Regisseurstheater - Gerhard Stadelmaier - E-Book

Regisseurstheater E-Book

Gerhard Stadelmaier

3,9

Beschreibung

Das Theater arbeitet daran, sich selbst abzuschaffen. Berserkerhaft werden literarische Vorlagen zertrümmert und dem Publikum dann brockenweise hingeworfen. 'Wirklichkeitsnah' will man sein und spricht damit dem Zuschauer jegliches Abstraktionsvermögen ab. 'Regisseurstheater' nennt Theaterkritiker Gerhard Stadelmaier solche Versuche, das Stück dem kurzlebigen Einfall, dem Zeitgeist zu opfern. Während das Theatralische sich auf der Bühne verflüchtigt, dominiert es zunehmend Politik und Medien, wo Betroffenheit inszeniert und das Denken durch (Mit-)Fühlen ersetzt wird. Seit vier Jahrzehnten begleitet und kommentiert der Autor das Treiben auf deutschsprachigen Bühnen.
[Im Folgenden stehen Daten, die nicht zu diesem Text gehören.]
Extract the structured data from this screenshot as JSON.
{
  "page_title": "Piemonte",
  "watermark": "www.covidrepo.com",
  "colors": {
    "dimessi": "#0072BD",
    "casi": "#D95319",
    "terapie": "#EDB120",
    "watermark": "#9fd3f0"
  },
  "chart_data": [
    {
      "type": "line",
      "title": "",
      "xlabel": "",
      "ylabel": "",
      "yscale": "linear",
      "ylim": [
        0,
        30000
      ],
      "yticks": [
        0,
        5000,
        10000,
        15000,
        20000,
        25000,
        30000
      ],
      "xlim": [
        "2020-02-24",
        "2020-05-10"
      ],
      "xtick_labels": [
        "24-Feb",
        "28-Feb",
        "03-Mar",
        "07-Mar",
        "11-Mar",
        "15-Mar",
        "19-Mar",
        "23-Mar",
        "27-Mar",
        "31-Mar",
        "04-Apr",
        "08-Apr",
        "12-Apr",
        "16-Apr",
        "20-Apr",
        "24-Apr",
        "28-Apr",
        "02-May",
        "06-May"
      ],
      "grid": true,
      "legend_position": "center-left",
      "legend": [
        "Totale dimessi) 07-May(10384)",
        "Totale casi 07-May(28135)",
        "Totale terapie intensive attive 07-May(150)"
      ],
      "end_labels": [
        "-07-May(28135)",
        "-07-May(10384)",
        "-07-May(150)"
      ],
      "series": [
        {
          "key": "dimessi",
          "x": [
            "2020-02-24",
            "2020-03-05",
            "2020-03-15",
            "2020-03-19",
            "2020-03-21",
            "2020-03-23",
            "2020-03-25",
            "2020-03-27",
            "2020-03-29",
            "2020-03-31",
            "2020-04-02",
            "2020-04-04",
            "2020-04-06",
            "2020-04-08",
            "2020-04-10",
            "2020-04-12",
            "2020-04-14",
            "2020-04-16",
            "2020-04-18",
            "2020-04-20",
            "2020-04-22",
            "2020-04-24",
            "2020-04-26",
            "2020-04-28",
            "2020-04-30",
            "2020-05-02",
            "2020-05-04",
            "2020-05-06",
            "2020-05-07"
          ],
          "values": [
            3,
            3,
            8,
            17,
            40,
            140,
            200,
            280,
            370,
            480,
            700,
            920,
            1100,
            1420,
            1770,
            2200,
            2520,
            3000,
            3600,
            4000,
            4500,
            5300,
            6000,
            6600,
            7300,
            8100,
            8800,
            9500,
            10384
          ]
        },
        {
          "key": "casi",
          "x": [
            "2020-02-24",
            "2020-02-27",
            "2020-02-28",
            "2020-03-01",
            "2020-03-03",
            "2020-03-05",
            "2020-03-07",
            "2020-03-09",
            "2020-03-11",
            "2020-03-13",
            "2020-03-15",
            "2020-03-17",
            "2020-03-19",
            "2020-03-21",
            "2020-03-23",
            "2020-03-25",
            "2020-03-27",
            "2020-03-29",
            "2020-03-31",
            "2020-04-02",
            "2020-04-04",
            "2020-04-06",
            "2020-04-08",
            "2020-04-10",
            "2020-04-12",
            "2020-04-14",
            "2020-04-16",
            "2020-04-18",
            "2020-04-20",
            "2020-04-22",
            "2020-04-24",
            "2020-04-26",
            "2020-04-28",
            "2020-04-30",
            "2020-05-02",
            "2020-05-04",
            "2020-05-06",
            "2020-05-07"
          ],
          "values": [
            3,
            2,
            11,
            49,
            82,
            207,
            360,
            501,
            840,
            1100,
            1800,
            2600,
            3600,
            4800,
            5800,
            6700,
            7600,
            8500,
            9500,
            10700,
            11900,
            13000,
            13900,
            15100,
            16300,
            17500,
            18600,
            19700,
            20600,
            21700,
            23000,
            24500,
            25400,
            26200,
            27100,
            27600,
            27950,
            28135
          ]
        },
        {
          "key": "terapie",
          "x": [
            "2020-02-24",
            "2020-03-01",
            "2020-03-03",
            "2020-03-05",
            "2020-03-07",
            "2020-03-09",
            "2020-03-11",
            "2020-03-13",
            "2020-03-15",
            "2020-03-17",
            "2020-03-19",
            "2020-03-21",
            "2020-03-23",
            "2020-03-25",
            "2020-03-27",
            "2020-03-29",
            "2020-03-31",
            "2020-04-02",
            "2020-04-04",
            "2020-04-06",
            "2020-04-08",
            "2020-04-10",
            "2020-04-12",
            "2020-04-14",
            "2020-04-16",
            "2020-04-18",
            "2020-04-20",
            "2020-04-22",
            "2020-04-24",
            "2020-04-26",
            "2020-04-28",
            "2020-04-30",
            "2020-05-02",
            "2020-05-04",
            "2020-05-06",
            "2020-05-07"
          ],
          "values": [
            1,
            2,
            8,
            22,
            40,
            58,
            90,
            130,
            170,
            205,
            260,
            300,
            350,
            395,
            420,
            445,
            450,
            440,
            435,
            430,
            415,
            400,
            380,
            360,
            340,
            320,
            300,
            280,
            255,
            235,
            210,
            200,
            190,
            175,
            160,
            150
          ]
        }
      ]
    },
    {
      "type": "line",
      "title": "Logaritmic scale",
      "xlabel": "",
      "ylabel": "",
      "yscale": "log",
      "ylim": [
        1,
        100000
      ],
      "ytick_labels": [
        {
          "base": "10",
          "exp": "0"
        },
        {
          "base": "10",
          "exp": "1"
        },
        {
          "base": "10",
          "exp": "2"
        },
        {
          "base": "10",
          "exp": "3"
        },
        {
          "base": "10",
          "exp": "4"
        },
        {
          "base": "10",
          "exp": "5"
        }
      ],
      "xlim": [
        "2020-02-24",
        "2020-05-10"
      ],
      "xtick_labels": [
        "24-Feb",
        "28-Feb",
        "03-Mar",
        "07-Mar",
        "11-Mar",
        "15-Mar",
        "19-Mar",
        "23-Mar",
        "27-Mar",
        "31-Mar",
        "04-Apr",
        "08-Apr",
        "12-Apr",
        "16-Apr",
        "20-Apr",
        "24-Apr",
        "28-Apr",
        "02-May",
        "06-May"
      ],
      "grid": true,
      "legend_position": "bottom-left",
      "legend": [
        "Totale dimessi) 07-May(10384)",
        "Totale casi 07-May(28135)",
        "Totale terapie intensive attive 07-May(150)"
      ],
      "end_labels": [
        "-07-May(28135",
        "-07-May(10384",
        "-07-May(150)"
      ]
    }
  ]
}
Wie so viele verzweifelt er regelmäßig daran. Aber wie kaum ein anderer lässt er sich auch vom Zauber, den das Theater zu entfalten vermag, mitreißen und spart in diesem Essay folglich keinesfalls jene Glücksmomente aus, die ihm seine Begeisterungsfähigkeit erhalten.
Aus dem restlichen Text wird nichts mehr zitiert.